Question: How would your skills and vision help you to contribute to and lead SCP’s efforts to uproot anti-Black racism in SCP and beyond?

Thus far, my involvement with SCP has included work to uproot anti-Black racism in SCP and beyond. I am a member of the Everyday Reparation workgroup that has been meeting consistently since 2020. As a group, we are interrogating what reparations means and what it could look like within our field. Participating in this workgroup has challenged my own notions of reparations and helped me better understand how our field can work to better support Black psychologists. Specifically, I would like to see SCP lead changes related to reparations including providing financial support for Black trainees and ECPs related to the EPPP and licensing as we know that many of these processes are biased, leading many folx of color, and namely Black folx to be subjected to retaking these expensive exams multiple times. Additionally, as Dr. Janet Helms mentioned in the 2021 Big Ideas in Counseling Psychology: Uprooting Anti-Blackness webinar, reparations would also mean eliminating the GRE as a requirement for admission to graduate programs in counseling psychology. Again, we know that this biased exam prevents sour field from benefiting from the knowledge and talent of gifted students who are not able to live up to this exam that helps maintain white supremacy. Moreover, with many programs temporarily eliminating the GRE requirement due to COVID-19, it begs the question if we ever need to return to requiring it.
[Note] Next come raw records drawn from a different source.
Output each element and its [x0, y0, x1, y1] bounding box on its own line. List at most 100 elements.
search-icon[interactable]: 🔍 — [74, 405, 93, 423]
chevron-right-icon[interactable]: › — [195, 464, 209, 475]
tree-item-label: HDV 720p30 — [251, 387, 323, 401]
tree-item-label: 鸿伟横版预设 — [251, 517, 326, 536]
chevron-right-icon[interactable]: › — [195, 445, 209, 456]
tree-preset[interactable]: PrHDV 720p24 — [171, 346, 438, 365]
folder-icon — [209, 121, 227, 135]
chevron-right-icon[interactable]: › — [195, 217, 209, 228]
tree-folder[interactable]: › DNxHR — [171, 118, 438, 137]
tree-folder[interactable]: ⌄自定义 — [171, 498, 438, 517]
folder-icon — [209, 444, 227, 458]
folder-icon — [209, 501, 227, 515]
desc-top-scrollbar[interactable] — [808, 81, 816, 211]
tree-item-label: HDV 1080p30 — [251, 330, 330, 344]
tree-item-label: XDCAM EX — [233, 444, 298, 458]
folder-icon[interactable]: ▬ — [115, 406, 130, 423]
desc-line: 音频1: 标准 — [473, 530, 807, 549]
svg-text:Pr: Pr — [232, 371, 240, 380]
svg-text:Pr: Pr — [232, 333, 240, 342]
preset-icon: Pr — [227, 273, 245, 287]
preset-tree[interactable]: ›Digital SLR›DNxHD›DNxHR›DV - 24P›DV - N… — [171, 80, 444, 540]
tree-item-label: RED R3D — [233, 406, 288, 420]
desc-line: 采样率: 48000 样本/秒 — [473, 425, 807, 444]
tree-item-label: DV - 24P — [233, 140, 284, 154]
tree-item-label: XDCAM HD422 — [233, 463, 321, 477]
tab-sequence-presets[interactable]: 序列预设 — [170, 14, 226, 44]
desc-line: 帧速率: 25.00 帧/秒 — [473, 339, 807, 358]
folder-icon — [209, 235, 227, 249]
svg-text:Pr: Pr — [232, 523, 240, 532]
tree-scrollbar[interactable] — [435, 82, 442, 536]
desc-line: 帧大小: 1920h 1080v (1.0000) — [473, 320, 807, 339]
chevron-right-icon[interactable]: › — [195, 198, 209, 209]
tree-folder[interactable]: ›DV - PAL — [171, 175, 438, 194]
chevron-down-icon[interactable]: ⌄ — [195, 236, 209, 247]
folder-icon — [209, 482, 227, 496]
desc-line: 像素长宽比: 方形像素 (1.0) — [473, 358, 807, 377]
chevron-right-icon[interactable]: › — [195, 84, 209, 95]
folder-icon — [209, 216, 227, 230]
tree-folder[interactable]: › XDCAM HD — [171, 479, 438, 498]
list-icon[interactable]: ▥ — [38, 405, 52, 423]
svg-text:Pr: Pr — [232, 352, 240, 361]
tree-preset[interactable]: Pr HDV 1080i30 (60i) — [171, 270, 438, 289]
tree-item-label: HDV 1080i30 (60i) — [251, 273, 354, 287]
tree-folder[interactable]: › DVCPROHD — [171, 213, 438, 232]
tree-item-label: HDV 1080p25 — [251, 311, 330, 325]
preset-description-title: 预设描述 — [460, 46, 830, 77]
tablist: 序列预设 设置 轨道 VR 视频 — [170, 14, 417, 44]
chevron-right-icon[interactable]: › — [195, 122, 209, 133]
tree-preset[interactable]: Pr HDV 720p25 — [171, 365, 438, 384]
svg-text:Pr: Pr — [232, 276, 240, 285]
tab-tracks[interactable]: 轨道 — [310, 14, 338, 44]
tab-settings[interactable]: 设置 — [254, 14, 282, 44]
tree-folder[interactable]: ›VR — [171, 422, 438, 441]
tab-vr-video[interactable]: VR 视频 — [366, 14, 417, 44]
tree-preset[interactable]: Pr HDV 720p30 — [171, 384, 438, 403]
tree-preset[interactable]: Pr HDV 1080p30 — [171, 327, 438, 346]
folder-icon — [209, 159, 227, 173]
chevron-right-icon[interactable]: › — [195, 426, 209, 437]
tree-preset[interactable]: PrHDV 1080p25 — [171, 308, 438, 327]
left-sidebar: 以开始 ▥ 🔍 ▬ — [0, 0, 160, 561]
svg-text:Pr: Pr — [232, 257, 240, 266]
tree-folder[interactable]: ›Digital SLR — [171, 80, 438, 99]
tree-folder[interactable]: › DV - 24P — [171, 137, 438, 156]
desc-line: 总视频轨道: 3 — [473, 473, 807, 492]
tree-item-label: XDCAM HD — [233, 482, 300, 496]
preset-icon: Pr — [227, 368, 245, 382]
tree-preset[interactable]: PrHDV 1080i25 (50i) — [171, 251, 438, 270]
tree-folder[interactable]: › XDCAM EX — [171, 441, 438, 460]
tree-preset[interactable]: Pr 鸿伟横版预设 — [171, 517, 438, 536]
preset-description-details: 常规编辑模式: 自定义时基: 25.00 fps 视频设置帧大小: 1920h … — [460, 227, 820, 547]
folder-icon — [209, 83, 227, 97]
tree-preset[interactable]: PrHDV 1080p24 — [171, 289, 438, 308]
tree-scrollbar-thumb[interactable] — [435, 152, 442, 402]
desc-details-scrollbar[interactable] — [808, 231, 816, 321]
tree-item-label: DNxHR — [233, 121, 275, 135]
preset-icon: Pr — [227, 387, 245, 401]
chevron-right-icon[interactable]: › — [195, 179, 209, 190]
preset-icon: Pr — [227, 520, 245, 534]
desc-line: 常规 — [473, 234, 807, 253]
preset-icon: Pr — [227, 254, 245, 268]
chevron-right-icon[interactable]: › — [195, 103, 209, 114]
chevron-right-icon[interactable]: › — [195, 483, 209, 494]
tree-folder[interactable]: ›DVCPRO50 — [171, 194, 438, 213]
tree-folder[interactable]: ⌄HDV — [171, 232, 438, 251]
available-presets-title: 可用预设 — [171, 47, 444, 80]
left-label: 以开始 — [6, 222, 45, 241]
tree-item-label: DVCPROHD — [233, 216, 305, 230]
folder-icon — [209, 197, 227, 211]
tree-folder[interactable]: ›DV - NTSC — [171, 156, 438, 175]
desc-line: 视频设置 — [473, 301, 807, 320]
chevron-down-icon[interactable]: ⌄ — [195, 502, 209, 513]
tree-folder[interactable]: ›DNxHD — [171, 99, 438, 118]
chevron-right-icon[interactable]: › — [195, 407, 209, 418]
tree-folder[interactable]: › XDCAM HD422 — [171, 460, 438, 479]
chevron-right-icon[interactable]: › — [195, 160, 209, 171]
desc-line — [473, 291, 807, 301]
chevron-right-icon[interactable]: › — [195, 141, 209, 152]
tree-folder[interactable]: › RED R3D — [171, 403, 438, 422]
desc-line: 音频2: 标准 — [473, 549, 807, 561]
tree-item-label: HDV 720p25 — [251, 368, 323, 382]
My students who did not need to take the GRE are some of the smartest, talented, and knowledgeable critical thinkers I have worked with; I am so happy that a biased exam did not prevent them the opportunity to be the future of our field. Moreover, reparations would mean working toward SCP and APA valuing and rewarding research, practice, and teaching that centers the lived experienced of BIPOC communities instead of maintaining the White (supremacist) and Western approaches that continue to reign supreme.

I also want to acknowledge my role as a White cis-woman who holds many privileged identities as I write this statement. To be honest, if I am in this position, I will take my queues from those leaders in our field who are already doing transformational work. I think of the rewarding, inspiring, and important work that Dr. Della Mosley and Pearis Bellamy cultivated with their leadership in Academics for Black Survival and Wellness. If chosen for this representative position, I want to follow the lead of the work already being done and amplify it and ensure those doing this work are appropriately compensated. I want to help find paid opportunities for ECPs to share their wisdom with our field as we work to transform it.